ABSTRACT

Maritime trade, or shipping, was one of the world’s first network enterprises. A network industry is one in which the enterprise or its products consists of many interconnected nodes, where the node is a unit of the firm or its product, and connections among the nodes define the character of commerce in the industry (Gottinger, 2003). Maritime shipping is used to move people, goods, services, and information. Transportation is a demand-derived service that not only facilitates trade and communication, but historically has also facilitated cultural exchange of ideas. Maritime transportation enterprises began simply with individuals who owned cargo and hired ships to move it to a location that had a market demand. Over time, the enterprises came to be governed by small kingdoms or city-states, which grew into wealthy nations with strong merchant and trading classes (Paulsen, 1983). Often, cargo owners traveled with their goods on for-hire ships; however, in time, it became impractical for shippers to continue this practice, so they sought legal assurances, through contracts, that their cargo would be delivered undamaged and intact.

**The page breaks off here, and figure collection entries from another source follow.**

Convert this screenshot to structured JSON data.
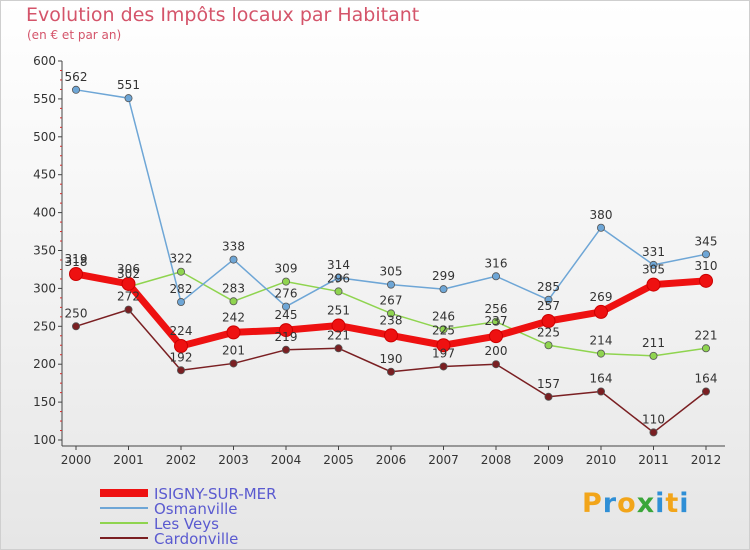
{
  "title": "Evolution des Impôts locaux par Habitant",
  "subtitle": "(en € et par an)",
  "logo": {
    "text": "Proxiti",
    "letters": [
      {
        "ch": "P",
        "color": "#f2a51a"
      },
      {
        "ch": "r",
        "color": "#2f8fd6"
      },
      {
        "ch": "o",
        "color": "#f2a51a"
      },
      {
        "ch": "x",
        "color": "#3aa63a"
      },
      {
        "ch": "i",
        "color": "#2f8fd6"
      },
      {
        "ch": "t",
        "color": "#f2a51a"
      },
      {
        "ch": "i",
        "color": "#2f8fd6"
      }
    ]
  },
  "chart_data": {
    "type": "line",
    "title": "Evolution des Impôts locaux par Habitant",
    "subtitle": "(en € et par an)",
    "xlabel": "",
    "ylabel": "",
    "x": [
      "2000",
      "2001",
      "2002",
      "2003",
      "2004",
      "2005",
      "2006",
      "2007",
      "2008",
      "2009",
      "2010",
      "2011",
      "2012"
    ],
    "ylim": [
      100,
      600
    ],
    "yticks": [
      100,
      150,
      200,
      250,
      300,
      350,
      400,
      450,
      500,
      550,
      600
    ],
    "grid": false,
    "legend_position": "bottom-left",
    "series": [
      {
        "name": "Cardonville",
        "color": "#7a1f22",
        "emphasis": false,
        "values": [
          250,
          272,
          192,
          201,
          219,
          221,
          190,
          197,
          200,
          157,
          164,
          110,
          164
        ],
        "labels": [
          "250",
          "272",
          "192",
          "201",
          "219",
          "221",
          "190",
          "197",
          "200",
          "157",
          "164",
          "110",
          "164"
        ]
      },
      {
        "name": "Les Veys",
        "color": "#8fd44f",
        "emphasis": false,
        "values": [
          318,
          302,
          322,
          283,
          309,
          296,
          267,
          246,
          256,
          225,
          214,
          211,
          221
        ],
        "labels": [
          "318",
          "302",
          "322",
          "283",
          "309",
          "296",
          "267",
          "246",
          "256",
          "225",
          "214",
          "211",
          "221"
        ]
      },
      {
        "name": "Osmanville",
        "color": "#6ea6d6",
        "emphasis": false,
        "values": [
          562,
          551,
          282,
          338,
          276,
          314,
          305,
          299,
          316,
          285,
          380,
          331,
          345
        ],
        "labels": [
          "562",
          "551",
          "282",
          "338",
          "276",
          "314",
          "305",
          "299",
          "316",
          "285",
          "380",
          "331",
          "345"
        ]
      },
      {
        "name": "ISIGNY-SUR-MER",
        "color": "#ee1111",
        "emphasis": true,
        "values": [
          319,
          306,
          224,
          242,
          245,
          251,
          238,
          225,
          237,
          257,
          269,
          305,
          310
        ],
        "labels": [
          "319",
          "306",
          "224",
          "242",
          "245",
          "251",
          "238",
          "225",
          "237",
          "257",
          "269",
          "305",
          "310"
        ]
      }
    ],
    "legend": [
      "ISIGNY-SUR-MER",
      "Osmanville",
      "Les Veys",
      "Cardonville"
    ]
  }
}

This was the beginning of an energetic maritime jurisprudence forming around the private commercial transactions surrounding the carriage of goods by ships (Reynolds, 1990). However, vessel owners and their insurers were often treated more favorably than merchants by the various local maritime courts, so cargo owners began looking to governments to assist in developing international codes to govern trading transactions. What appeared to be mostly private law became a matter of public interest, and the body of maritime law grew to regulate cargo handling and shipmasters, cargo owners, and marine insurer interests.